Internally, the company has a Support Our Troops initiative. Each one of its 40 distribution centers displays a Support Our Troops box for employees to donate items to U.S. troops overseas. Five to six times a week, each office sends care packages to soldiers who are from areas in which the company operates.

Food bank donations, breast cancer programs and armed forces initiatives are just a few of the charitable causes Admiral Beverage supports.

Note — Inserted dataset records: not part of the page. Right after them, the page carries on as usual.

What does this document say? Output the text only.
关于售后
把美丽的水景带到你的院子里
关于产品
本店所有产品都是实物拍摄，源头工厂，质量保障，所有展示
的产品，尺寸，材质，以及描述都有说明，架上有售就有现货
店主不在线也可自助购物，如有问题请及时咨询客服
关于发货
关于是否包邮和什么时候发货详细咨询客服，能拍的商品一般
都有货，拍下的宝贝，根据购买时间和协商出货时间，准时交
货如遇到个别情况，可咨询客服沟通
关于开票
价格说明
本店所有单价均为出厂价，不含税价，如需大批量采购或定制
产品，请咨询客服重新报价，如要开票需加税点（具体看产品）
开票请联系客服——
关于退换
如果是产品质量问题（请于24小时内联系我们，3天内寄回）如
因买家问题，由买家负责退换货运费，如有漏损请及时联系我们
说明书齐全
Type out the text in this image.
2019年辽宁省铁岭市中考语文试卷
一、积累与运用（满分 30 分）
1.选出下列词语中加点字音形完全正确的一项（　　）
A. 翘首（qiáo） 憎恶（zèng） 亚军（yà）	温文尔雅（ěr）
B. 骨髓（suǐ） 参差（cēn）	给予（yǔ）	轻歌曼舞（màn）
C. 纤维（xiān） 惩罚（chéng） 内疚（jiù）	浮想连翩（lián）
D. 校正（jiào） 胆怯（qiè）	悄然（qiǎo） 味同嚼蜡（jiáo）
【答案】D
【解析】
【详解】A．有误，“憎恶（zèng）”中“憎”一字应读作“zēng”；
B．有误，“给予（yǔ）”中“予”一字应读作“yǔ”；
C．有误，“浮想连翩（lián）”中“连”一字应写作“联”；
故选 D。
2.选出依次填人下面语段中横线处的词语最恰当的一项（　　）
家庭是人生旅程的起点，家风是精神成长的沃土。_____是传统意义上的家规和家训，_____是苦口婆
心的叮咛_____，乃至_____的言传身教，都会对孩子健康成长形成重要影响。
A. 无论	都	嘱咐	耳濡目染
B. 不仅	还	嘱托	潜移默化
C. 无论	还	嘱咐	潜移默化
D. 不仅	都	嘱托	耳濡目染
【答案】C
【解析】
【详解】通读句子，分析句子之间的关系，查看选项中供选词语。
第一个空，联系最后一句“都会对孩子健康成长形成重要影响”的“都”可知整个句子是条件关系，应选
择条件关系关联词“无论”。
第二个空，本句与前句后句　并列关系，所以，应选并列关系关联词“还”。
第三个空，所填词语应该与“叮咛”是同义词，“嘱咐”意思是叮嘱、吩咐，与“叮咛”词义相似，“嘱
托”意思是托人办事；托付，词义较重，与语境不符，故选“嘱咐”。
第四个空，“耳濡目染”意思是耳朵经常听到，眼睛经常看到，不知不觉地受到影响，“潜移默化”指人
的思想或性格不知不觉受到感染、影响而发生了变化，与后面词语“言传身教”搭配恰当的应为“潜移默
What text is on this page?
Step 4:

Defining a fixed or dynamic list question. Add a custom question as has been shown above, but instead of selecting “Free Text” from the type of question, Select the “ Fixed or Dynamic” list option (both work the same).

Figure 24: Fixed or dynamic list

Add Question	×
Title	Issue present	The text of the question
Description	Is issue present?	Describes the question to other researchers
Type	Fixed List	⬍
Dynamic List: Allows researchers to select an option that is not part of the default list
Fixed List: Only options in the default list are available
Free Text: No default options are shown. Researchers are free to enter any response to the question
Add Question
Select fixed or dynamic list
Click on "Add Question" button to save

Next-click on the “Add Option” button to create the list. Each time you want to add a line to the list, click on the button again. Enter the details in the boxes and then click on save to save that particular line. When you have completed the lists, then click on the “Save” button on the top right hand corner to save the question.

“Whether you live in a town of 5,000 people, 50,000 people or 100,000 people, you have to be part of the community. You have to be involved, you have to care and you’ve got to give back,” Clay says. “And if you’ve got that philosophy, you’ll be successful — not only in business, but in life.” BI

Insight on Admiral Beverage from PepsiCo

As a long-time Pepsi bottler, Admiral Beverage Corp. has a far-reaching partnership with PepsiCo. Mario Mercurio, senior vice president and general manager of Pepsi-Cola North America Beverages’ Franchise Business Unit, shares the following thoughts on the company and Kelly Clay, president and chief executive officer of Admiral Beverage Corp.:

“When I first met Kelly Clay, I asked him a simple question. I said, ‘Kelly, what is it you want from PepsiCo?’ Kelly’s answer was just as simple: ‘Mario,’ he said, ‘I want partnership, and I want respect.’ I said, ‘No problem, I can give you both. We’re nothing without partnership and respect.’”

Mercurio commends Clay’s leadership style: “Kelly is as savvy and up-front an operator as they come. He’s best-in-class in both retail and on-premise execution, he speaks his mind intelligently and passionately, and I’m proud to have him as a partner in Pepsi.”